Em seu discurso de abertura do evento, o governador Eduardo Campos falou sobre a importância da chegada da Sadia ao Estado. “O empreendimento vai trazer o desenvolvimento ao interior e deve atrair outros investimentos de grande porte. Representa a retomada do desenvolvimento de Pernambuco, o que vem reforçar o momento tão positivo que vive o nosso Estado”, afirmou. Eduardo Campos também ressaltou a importância da participação popular, afirmando ser uma marca de seu governo. “É uma maneira democrática de se fazer as coisas, conversando com o povo, ouvindo toda a sociedade. Dessa maneira, poderemos aproveitar ao máximo todos os impactos positivos da chegada de uma planta como a da Sadia”, ressaltou. “Há muitos anos Pernambuco precisava ganhar, hoje graças à conjugação de forças e a nossa força de trabalho agora é colher frutos”, finalizou.
O Governador ainda lembrou que a Sadia aproveitará a produção local para fazer o intercâmbio comercial. Apesar de a Sadia levantar o compromisso de reflorestar as margens do Rio Itapacurá, reservando também um grande terreno para plantação de árvores, vale salientar que estas árvores são eucaliptos (que servirá para defumar os seus produtos). Futuramente a nossa cidade precisará ter uma rígida vigilância sanitária de modo a controlar a criação de porcos, galinhas, perus etc., visto que estes animais serão comprados pela fábrica. Outra ação é executar o Plano Diretor da cidade a fim de dirimir os gargalos urbanos que advirão com a demanda populacional.

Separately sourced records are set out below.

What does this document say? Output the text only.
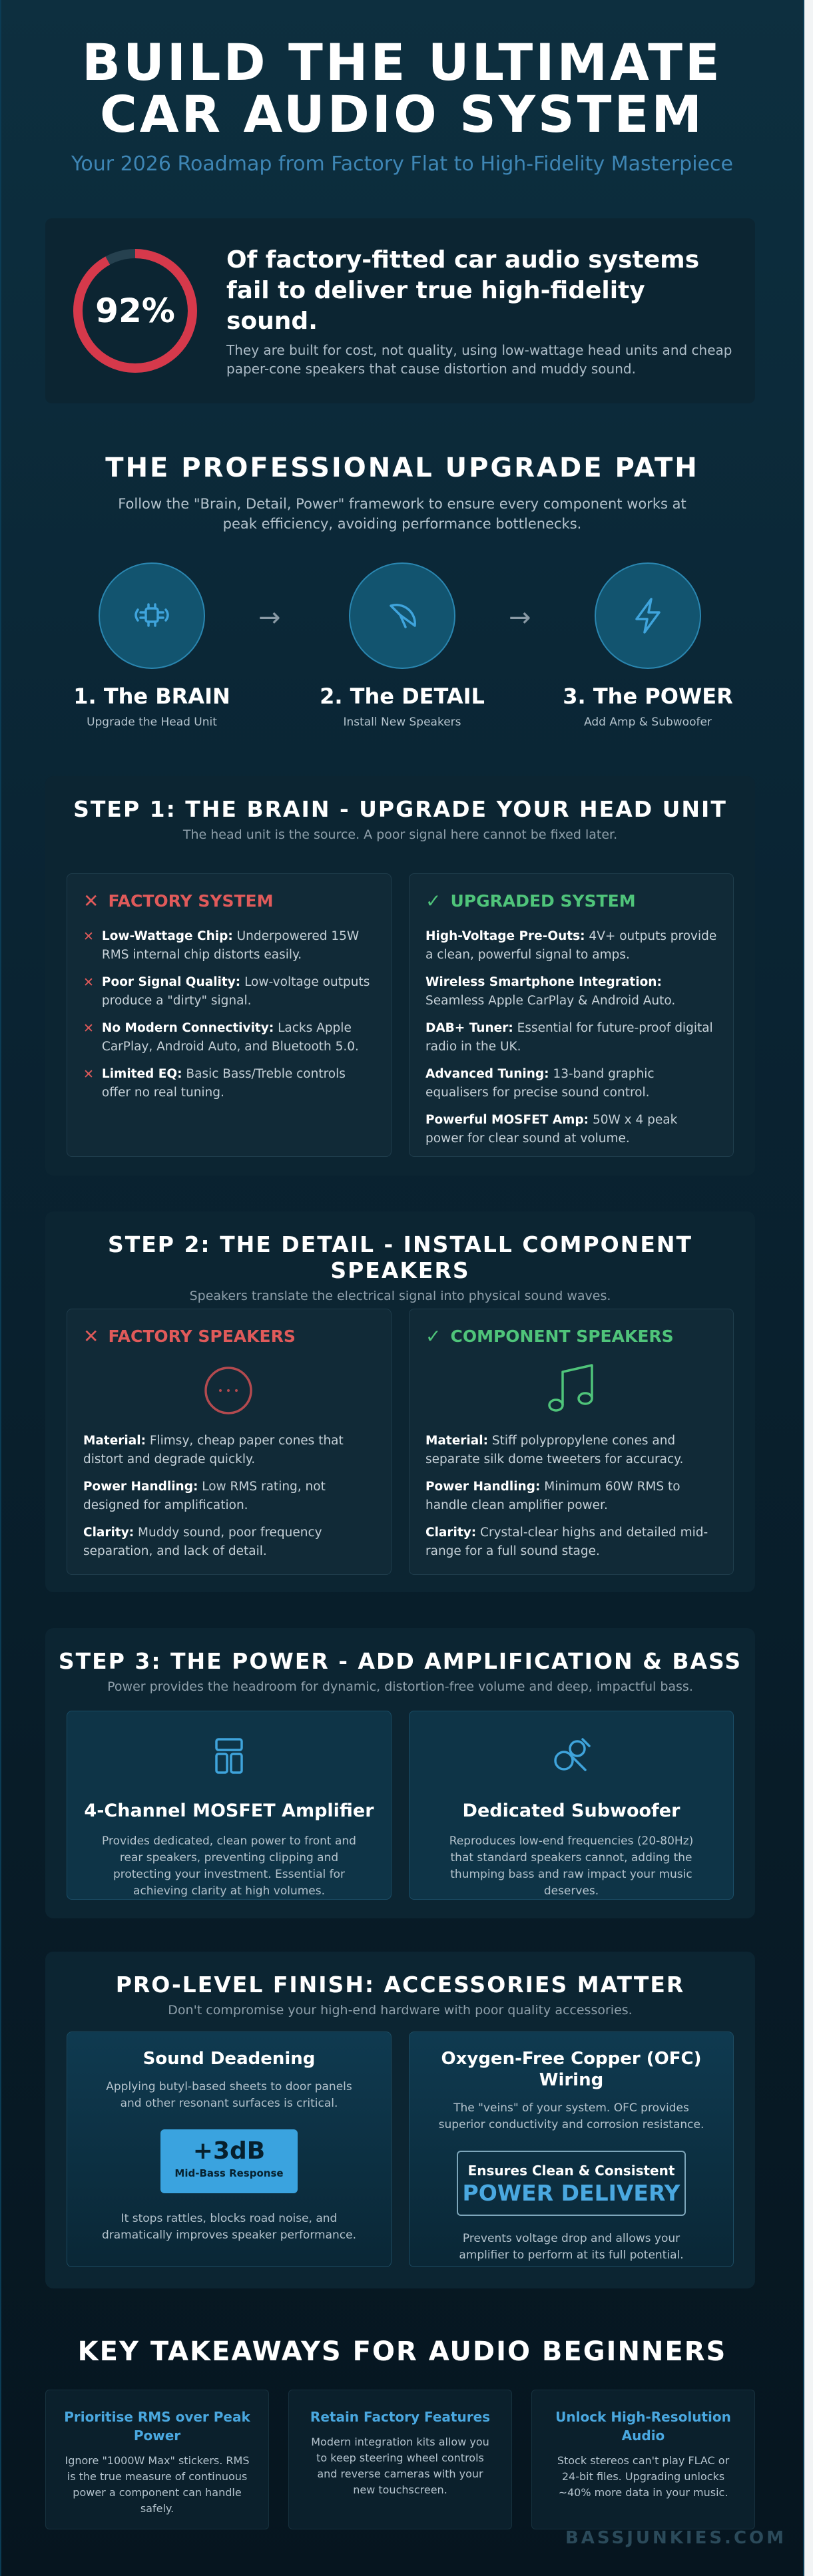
BUILD THE ULTIMATE
CAR AUDIO SYSTEM
Your 2026 Roadmap from Factory Flat to High-Fidelity Masterpiece
92%
Of factory-fitted car audio systems fail to deliver true high-fidelity sound.
They are built for cost, not quality, using low-wattage head units and cheap paper-cone speakers that cause distortion and muddy sound.
THE PROFESSIONAL UPGRADE PATH
Follow the "Brain, Detail, Power" framework to ensure every component works at peak efficiency, avoiding performance bottlenecks.
1. The BRAIN
Upgrade the Head Unit
→
2. The DETAIL
Install New Speakers
→
3. The POWER
Add Amp & Subwoofer
STEP 1: THE BRAIN - UPGRADE YOUR HEAD UNIT
The head unit is the source. A poor signal here cannot be fixed later.
✕ FACTORY SYSTEM
✕ Low-Wattage Chip: Underpowered 15W RMS internal chip distorts easily.
✕ Poor Signal Quality: Low-voltage outputs produce a "dirty" signal.
✕ No Modern Connectivity: Lacks Apple CarPlay, Android Auto, and Bluetooth 5.0.
✕ Limited EQ: Basic Bass/Treble controls offer no real tuning.
✓ UPGRADED SYSTEM
High-Voltage Pre-Outs: 4V+ outputs provide a clean, powerful signal to amps.
Wireless Smartphone Integration: Seamless Apple CarPlay & Android Auto.
DAB+ Tuner: Essential for future-proof digital radio in the UK.
Advanced Tuning: 13-band graphic equalisers for precise sound control.
Powerful MOSFET Amp: 50W x 4 peak power for clear sound at volume.
STEP 2: THE DETAIL - INSTALL COMPONENT SPEAKERS
Speakers translate the electrical signal into physical sound waves.
✕ FACTORY SPEAKERS
Material: Flimsy, cheap paper cones that distort and degrade quickly.
Power Handling: Low RMS rating, not designed for amplification.
Clarity: Muddy sound, poor frequency separation, and lack of detail.
✓ COMPONENT SPEAKERS
Material: Stiff polypropylene cones and separate silk dome tweeters for accuracy.
Power Handling: Minimum 60W RMS to handle clean amplifier power.
Clarity: Crystal-clear highs and detailed mid-range for a full sound stage.
STEP 3: THE POWER - ADD AMPLIFICATION & BASS
Power provides the headroom for dynamic, distortion-free volume and deep, impactful bass.
4-Channel MOSFET Amplifier
Provides dedicated, clean power to front and rear speakers, preventing clipping and protecting your investment. Essential for achieving clarity at high volumes.
Dedicated Subwoofer
Reproduces low-end frequencies (20-80Hz) that standard speakers cannot, adding the thumping bass and raw impact your music deserves.
PRO-LEVEL FINISH: ACCESSORIES MATTER
Don't compromise your high-end hardware with poor quality accessories.
Sound Deadening
Applying butyl-based sheets to door panels and other resonant surfaces is critical.
+3dB
Mid-Bass Response
It stops rattles, blocks road noise, and dramatically improves speaker performance.
Oxygen-Free Copper (OFC) Wiring
The "veins" of your system. OFC provides superior conductivity and corrosion resistance.
Ensures Clean & Consistent
POWER DELIVERY
Prevents voltage drop and allows your amplifier to perform at its full potential.
KEY TAKEAWAYS FOR AUDIO BEGINNERS
Prioritise RMS over Peak Power
Ignore "1000W Max" stickers. RMS is the true measure of continuous power a component can handle safely.
Retain Factory Features
Modern integration kits allow you to keep steering wheel controls and reverse cameras with your new touchscreen.
Unlock High-Resolution Audio
Stock stereos can't play FLAC or 24-bit files. Upgrading unlocks ~40% more data in your music.
BASSJUNKIES.COM
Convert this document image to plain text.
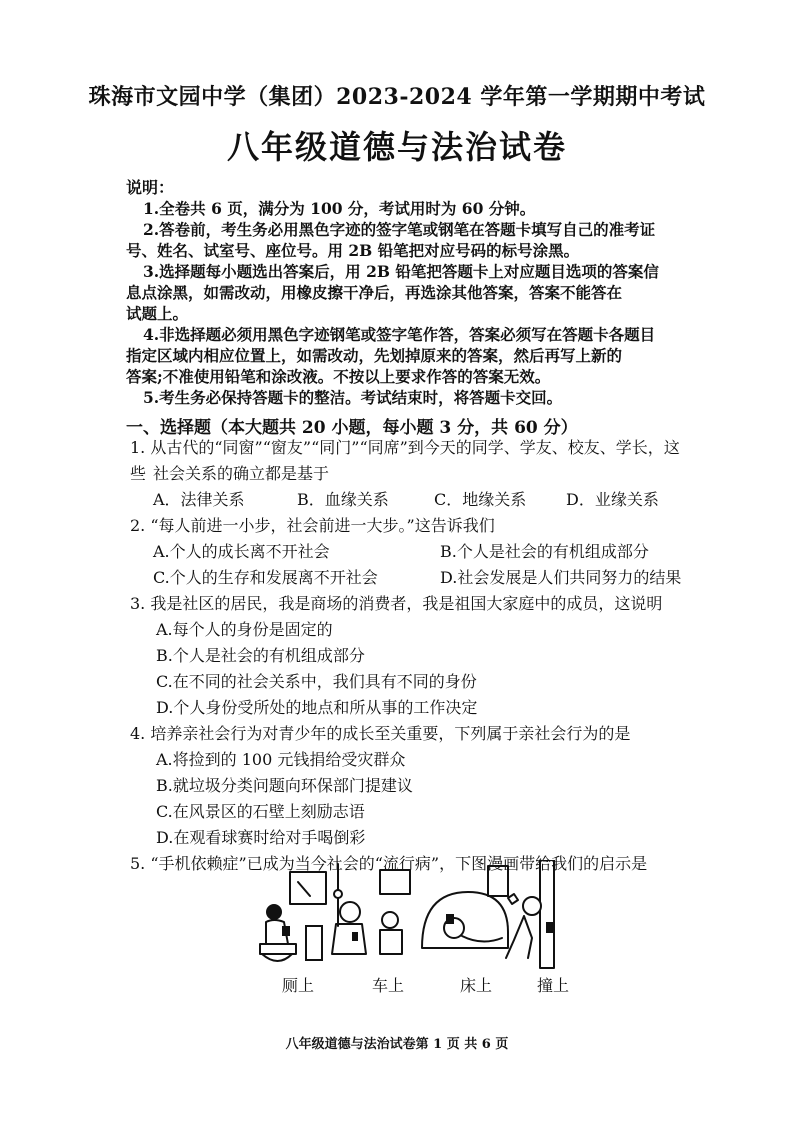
珠海市文园中学（集团）2023-2024 学年第一学期期中考试
八年级道德与法治试卷
说明：
1.全卷共 6 页，满分为 100 分，考试用时为 60 分钟。
2.答卷前，考生务必用黑色字迹的签字笔或钢笔在答题卡填写自己的准考证
号、姓名、试室号、座位号。用 2B 铅笔把对应号码的标号涂黑。
3.选择题每小题选出答案后，用 2B 铅笔把答题卡上对应题目选项的答案信
息点涂黑，如需改动，用橡皮擦干净后，再选涂其他答案，答案不能答在
试题上。
4.非选择题必须用黑色字迹钢笔或签字笔作答，答案必须写在答题卡各题目
指定区域内相应位置上，如需改动，先划掉原来的答案，然后再写上新的
答案;不准使用铅笔和涂改液。不按以上要求作答的答案无效。
一、选择题（本大题共 20 小题，每小题 3 分，共 60 分）
1. 从古代的“同窗”“窗友”“同门”“同席”到今天的同学、学友、校友、学长，这些 社会关系的确立都是基于
A．法律关系	B．血缘关系	C．地缘关系 D．业缘关系
2. “每人前进一小步，社会前进一大步。”这告诉我们
A.个人的成长离不开社会	B.个人是社会的有机组成部分
C.个人的生存和发展离不开社会	D.社会发展是人们共同努力的结果
3. 我是社区的居民，我是商场的消费者，我是祖国大家庭中的成员，这说明
A.每个人的身份是固定的
B.个人是社会的有机组成部分
C.在不同的社会关系中，我们具有不同的身份
D.个人身份受所处的地点和所从事的工作决定
4. 培养亲社会行为对青少年的成长至关重要，下列属于亲社会行为的是
A.将捡到的 100 元钱捐给受灾群众
B.就垃圾分类问题向环保部门提建议
C.在风景区的石壁上刻励志语
D.在观看球赛时给对手喝倒彩
5. “手机依赖症”已成为当今社会的“流行病”，下图漫画带给我们的启示是
厕上	车上	床上	撞上
八年级道德与法治试卷第 1 页 共 6 页
5.考生务必保持答题卡的整洁。考试结束时，将答题卡交回。
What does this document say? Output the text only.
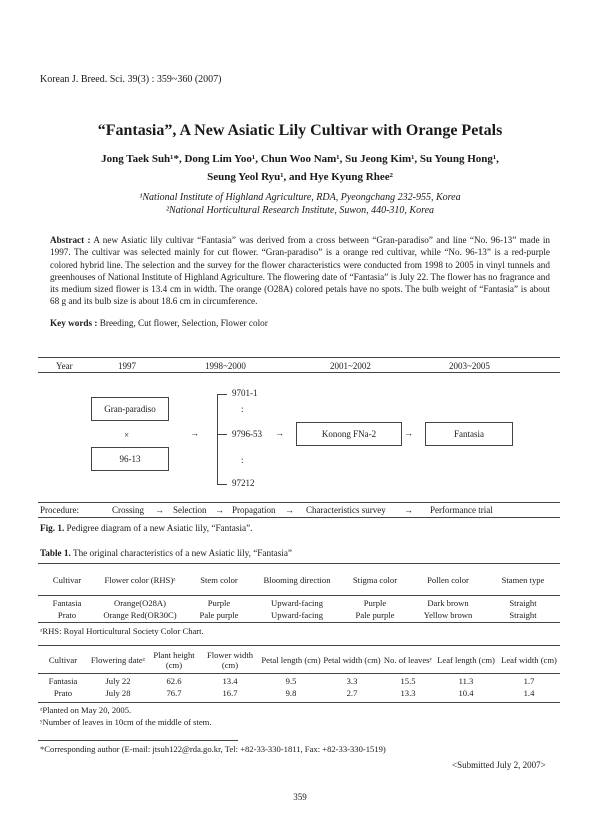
Korean J. Breed. Sci. 39(3) : 359~360 (2007)
“Fantasia”, A New Asiatic Lily Cultivar with Orange Petals
Jong Taek Suh¹*, Dong Lim Yoo¹, Chun Woo Nam¹, Su Jeong Kim¹, Su Young Hong¹,
Seung Yeol Ryu¹, and Hye Kyung Rhee²
¹National Institute of Highland Agriculture, RDA, Pyeongchang 232-955, Korea
²National Horticultural Research Institute, Suwon, 440-310, Korea
Abstract : A new Asiatic lily cultivar “Fantasia” was derived from a cross between “Gran-paradiso” and line “No. 96-13” made in 1997. The cultivar was selected mainly for cut flower. “Gran-paradiso” is a orange red cultivar, while “No. 96-13” is a red-purple colored hybrid line. The selection and the survey for the flower characteristics were conducted from 1998 to 2005 in vinyl tunnels and greenhouses of National Institute of Highland Agriculture. The flowering date of “Fantasia” is July 22. The flower has no fragrance and its medium sized flower is 13.4 cm in width. The orange (O28A) colored petals have no spots. The bulb weight of “Fantasia” is about 68 g and its bulb size is about 18.6 cm in circumference.
Key words : Breeding, Cut flower, Selection, Flower color
Year	1997	1998~2000	2001~2002	2003~2005
Gran-paradiso
×
96-13
→
9701-1
:
9796-53
:
97212
→	Konong FNa-2	→	Fantasia
Procedure:	Crossing → Selection → Propagation → Characteristics survey → Performance trial
Fig. 1. Pedigree diagram of a new Asiatic lily, “Fantasia”.
Table 1. The original characteristics of a new Asiatic lily, “Fantasia”
Cultivar	Flower color (RHS)ᶻ	Stem color	Blooming direction	Stigma color	Pollen color	Stamen type

Fantasia	Orange(O28A)	Purple	Upward-facing	Purple	Dark brown	Straight
Prato	Orange Red(OR30C)	Pale purple	Upward-facing	Pale purple	Yellow brown	Straight
ᶻRHS: Royal Horticultural Society Color Chart.
Cultivar	Flowering dateᶻ	Plant height (cm)	Flower width (cm)	Petal length (cm)	Petal width (cm)	No. of leavesʸ	Leaf length (cm)	Leaf width (cm)

Fantasia	July 22	62.6	13.4	9.5	3.3	15.5	11.3	1.7
Prato	July 28	76.7	16.7	9.8	2.7	13.3	10.4	1.4
ᶻPlanted on May 20, 2005.
ʸNumber of leaves in 10cm of the middle of stem.
*Corresponding author (E-mail: jtsuh122@rda.go.kr, Tel: +82-33-330-1811, Fax: +82-33-330-1519)
<Submitted July 2, 2007>
359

Até o momento Vitória detém um abastecimento d’água deficitário e um sistema de esgotamento sanitário precário. Apesar das reflexões deixadas nesta Audiência por parte da equipe de professores da Faculdade Osman Lins (FACOL), não foi esclarecido nesta, de onde virá a grande quantidade de água potável que será usada pela fábrica. Isso nos preocupa, pois se espera o funcionamento da fábrica em dezembro de 2008 e até agora não vimos uma ação macro governamental que resolva este dilema visto não comprometer ainda mais o racionamento de água que o povo vitoriense submete-se viver atualmente.

Por Lissandro Nascimento.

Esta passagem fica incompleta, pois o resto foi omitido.